Few African Americans vaccinated at L.A. County H1N1 flu clinics
Few African Americans were vaccinated at Los Angeles County H1N1 flu clinics, despite outcry from county leaders last fall and a million-dollar county-funded public outreach campaign.
“We did not reach the number of African Americans we would like to,” said Dr. Jonathan E. Fielding, the county’s public health director.
African Americans, who make up 9% of the county population, received 2.96% of the 200,000 vaccinations the county distributed at 109 public clinics through Dec. 8, according to figures released last week by the county’s Public Health Department.
At the same time, Asians were “over-represented” at county clinics, Fielding said, receiving 27.62% of the vaccinations, although they make up about 13% of the county population.
The figures surprised Supervisor Mark Ridley-Thomas, who had complained in December that too few African-Americans were getting vaccinated. At his urging, on Dec. 15 supervisors approved plans to double the public health department’s contract with Clear Channel Communications to $1 million to increase H1N1 flu outreach to minorities, especially African Americans.

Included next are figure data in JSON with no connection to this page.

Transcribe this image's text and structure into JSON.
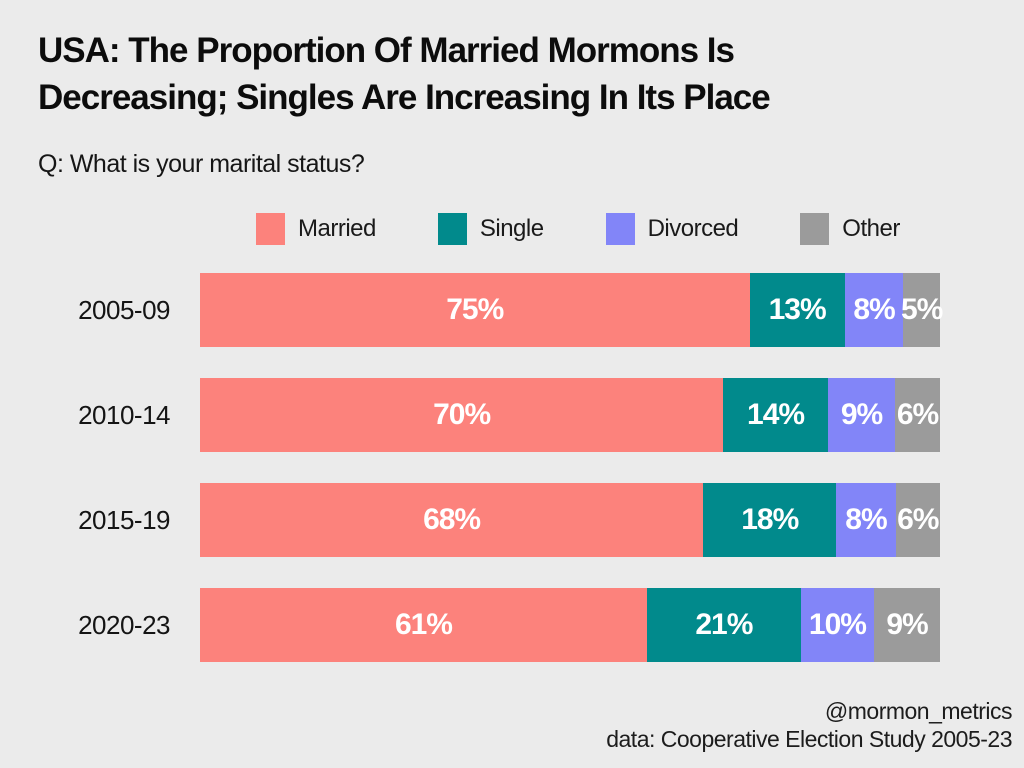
{
  "page": {
    "background": "#EBEBEB"
  },
  "header": {
    "title": "USA: The Proportion Of Married Mormons Is\nDecreasing; Singles Are Increasing In Its Place",
    "subtitle": "Q: What is your marital status?"
  },
  "chart_data": {
    "type": "bar",
    "orientation": "horizontal",
    "stacked": true,
    "unit": "%",
    "categories": [
      "2005-09",
      "2010-14",
      "2015-19",
      "2020-23"
    ],
    "series": [
      {
        "name": "Married",
        "color": "#FC827C",
        "values": [
          75,
          70,
          68,
          61
        ]
      },
      {
        "name": "Single",
        "color": "#018A8C",
        "values": [
          13,
          14,
          18,
          21
        ]
      },
      {
        "name": "Divorced",
        "color": "#8285F8",
        "values": [
          8,
          9,
          8,
          10
        ]
      },
      {
        "name": "Other",
        "color": "#9B9B9B",
        "values": [
          5,
          6,
          6,
          9
        ]
      }
    ],
    "legend_position": "top",
    "value_labels": "inside",
    "value_label_color": "#FFFFFF",
    "xlim": [
      0,
      100
    ],
    "grid": false
  },
  "footer": {
    "handle": "@mormon_metrics",
    "source": "data: Cooperative Election Study 2005-23"
  }
}
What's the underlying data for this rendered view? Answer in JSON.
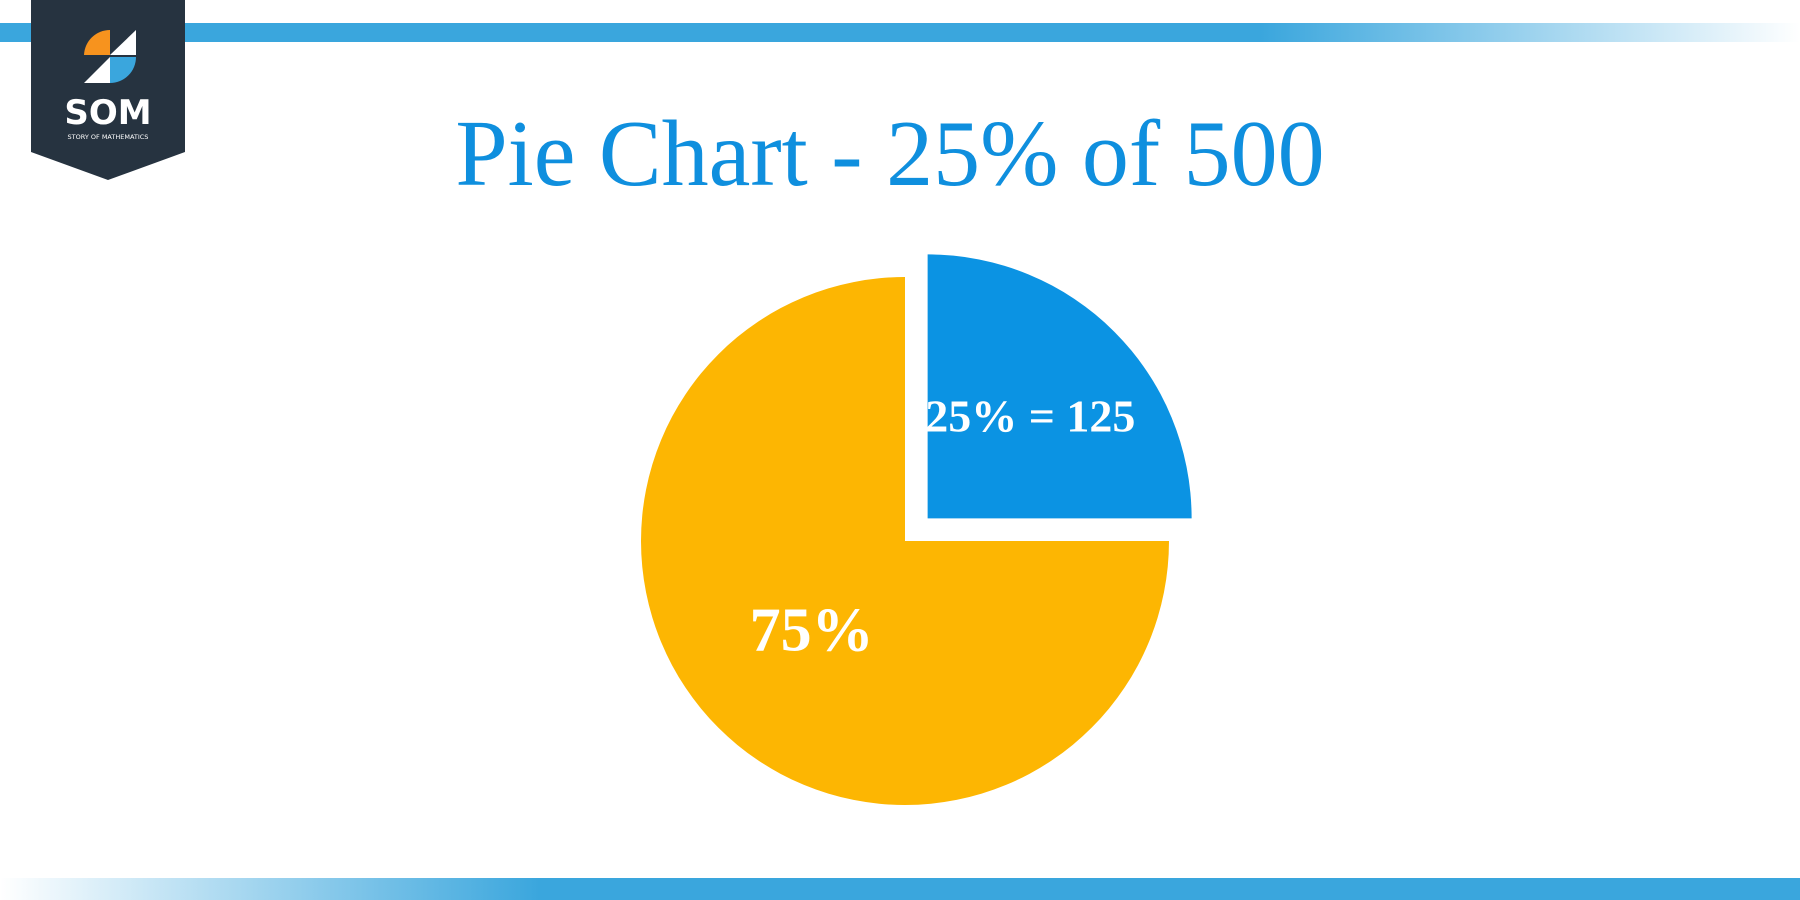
{
  "logo": {
    "name": "SOM",
    "tagline": "STORY OF MATHEMATICS"
  },
  "chart_data": {
    "type": "pie",
    "title": "Pie Chart - 25% of 500",
    "values": [
      25,
      75
    ],
    "value_labels": [
      "25% = 125",
      "75%"
    ],
    "colors": [
      "#0b93e3",
      "#fdb602"
    ]
  }
}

Public health officials designed H1N1 billboards, public service announcements that aired on HOT 92.3 FM and Black Entertainment Television, and H1N1 presentations for churches, schools and community groups like Black Women for Wellness. After Dec. 31, those efforts were ramped up.
“Their campaign, from my point of view, has been botched,” Ridley-Thomas said. “They need to start from scratch.”

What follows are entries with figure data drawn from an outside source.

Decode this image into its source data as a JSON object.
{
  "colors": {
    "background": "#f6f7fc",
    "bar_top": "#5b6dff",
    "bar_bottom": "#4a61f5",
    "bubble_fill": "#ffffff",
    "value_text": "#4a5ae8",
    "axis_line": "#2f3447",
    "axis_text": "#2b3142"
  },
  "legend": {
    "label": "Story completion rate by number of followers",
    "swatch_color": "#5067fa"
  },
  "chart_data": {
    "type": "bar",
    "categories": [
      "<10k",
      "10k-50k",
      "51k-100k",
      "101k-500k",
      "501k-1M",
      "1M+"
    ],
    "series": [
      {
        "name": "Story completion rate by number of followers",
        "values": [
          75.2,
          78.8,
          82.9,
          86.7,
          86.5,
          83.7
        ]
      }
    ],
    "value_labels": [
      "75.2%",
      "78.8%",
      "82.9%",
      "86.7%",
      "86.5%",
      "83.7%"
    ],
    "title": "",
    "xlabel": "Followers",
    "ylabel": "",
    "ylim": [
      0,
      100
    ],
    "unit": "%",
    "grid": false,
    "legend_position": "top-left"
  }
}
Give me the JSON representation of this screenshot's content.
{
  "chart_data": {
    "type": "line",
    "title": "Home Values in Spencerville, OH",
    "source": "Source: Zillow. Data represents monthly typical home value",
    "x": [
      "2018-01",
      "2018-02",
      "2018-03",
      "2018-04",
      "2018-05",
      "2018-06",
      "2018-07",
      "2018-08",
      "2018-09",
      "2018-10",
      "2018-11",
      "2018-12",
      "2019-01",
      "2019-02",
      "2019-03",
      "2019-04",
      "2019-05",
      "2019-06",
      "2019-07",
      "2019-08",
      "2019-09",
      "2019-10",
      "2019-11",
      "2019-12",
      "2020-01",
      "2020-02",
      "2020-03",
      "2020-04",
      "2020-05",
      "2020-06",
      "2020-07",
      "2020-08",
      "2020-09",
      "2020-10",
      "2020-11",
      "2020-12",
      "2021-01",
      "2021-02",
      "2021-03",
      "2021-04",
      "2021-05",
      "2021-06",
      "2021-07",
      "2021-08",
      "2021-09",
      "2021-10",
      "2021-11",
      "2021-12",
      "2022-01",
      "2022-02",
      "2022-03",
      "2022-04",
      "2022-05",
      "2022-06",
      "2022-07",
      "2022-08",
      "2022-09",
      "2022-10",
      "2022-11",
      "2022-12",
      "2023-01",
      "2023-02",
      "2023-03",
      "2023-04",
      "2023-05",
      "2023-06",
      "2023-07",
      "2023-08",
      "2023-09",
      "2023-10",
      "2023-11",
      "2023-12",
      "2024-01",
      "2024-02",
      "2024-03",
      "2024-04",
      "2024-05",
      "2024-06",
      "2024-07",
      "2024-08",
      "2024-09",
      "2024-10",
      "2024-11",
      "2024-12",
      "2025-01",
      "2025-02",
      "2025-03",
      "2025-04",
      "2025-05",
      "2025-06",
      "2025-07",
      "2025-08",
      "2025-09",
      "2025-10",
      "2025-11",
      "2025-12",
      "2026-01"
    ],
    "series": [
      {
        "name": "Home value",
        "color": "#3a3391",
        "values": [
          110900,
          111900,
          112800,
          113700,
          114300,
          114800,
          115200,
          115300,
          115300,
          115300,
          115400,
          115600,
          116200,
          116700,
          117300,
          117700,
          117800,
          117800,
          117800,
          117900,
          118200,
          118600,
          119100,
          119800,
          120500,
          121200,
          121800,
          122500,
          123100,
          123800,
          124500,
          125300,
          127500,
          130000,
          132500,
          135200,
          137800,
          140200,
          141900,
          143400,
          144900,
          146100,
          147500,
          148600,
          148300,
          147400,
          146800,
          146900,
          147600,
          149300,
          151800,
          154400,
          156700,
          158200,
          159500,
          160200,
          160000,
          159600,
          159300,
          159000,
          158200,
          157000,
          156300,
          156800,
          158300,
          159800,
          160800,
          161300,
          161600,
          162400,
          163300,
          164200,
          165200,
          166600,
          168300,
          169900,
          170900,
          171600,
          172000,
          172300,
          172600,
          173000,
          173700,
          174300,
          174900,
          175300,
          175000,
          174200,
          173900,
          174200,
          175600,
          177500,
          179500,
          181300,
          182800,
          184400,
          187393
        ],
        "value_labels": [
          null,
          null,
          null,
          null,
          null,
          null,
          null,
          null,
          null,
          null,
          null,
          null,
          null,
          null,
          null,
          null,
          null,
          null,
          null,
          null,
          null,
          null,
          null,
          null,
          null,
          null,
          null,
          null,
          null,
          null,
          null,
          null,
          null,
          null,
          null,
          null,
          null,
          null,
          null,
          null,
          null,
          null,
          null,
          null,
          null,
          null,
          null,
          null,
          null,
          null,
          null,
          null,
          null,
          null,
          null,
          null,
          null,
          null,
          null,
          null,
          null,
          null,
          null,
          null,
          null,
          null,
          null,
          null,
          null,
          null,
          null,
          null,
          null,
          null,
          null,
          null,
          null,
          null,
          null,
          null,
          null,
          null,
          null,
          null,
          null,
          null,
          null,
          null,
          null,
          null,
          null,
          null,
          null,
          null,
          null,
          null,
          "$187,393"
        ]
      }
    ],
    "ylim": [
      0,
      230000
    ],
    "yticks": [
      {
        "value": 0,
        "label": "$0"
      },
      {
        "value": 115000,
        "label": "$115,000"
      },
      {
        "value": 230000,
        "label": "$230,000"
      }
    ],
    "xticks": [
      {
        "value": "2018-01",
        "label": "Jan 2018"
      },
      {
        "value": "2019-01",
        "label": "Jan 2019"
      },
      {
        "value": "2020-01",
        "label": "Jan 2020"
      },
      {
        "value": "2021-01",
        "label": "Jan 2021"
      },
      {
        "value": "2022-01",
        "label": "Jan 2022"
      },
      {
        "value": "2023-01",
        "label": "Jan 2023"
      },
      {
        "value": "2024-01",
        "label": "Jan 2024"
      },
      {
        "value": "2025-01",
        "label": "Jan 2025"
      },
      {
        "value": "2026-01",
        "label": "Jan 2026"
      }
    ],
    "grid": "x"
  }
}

Residents in the South Los Angeles service area, where African Americans make up 32.4% of the population, received 7.73% of the vaccinations distributed at county clinics, according to public health figures. By comparison, residents in the San Gabriel service area received 24.09% of vaccinations and those in the San Fernando Valley service area received 17.97%.
Ridley-Thomas said those figures support what he saw at county-sponsored flu clinics in South Los Angeles: Few African American residents lined up for vaccines, while Asians traveled to the area from other neighborhoods to get vaccinated.
Fielding said public health officials have been surveying county residents by phone to assess the effectiveness of the department’s vaccination outreach. They are also working with officials from the Centers for Disease Control and Prevention to evaluate county vaccination efforts, with results expected in coming months.
Fielding noted that county clinics vaccinated a proportionate number of Latinos and whites, as well as many of those most at risk -- including 8,679 pregnant women and 47,672 with chronic illnesses. It was not clear from the figures what the ethnic breakdown was for those at-risk groups.
“By and large, our approach was a good one in terms of targeting” those most at risk of catching H1N1 flu, Fielding said. “I wouldn’t say there’s any clear lessons except that we want to make sure we get representative numbers” of minorities vaccinated.
Overall, he said the department’s response was a success.
“We administered many more doses of vaccine than any other health department at a time when there was a lot of fear in the public and a lot of frustration about not being able to get it,” Fielding said.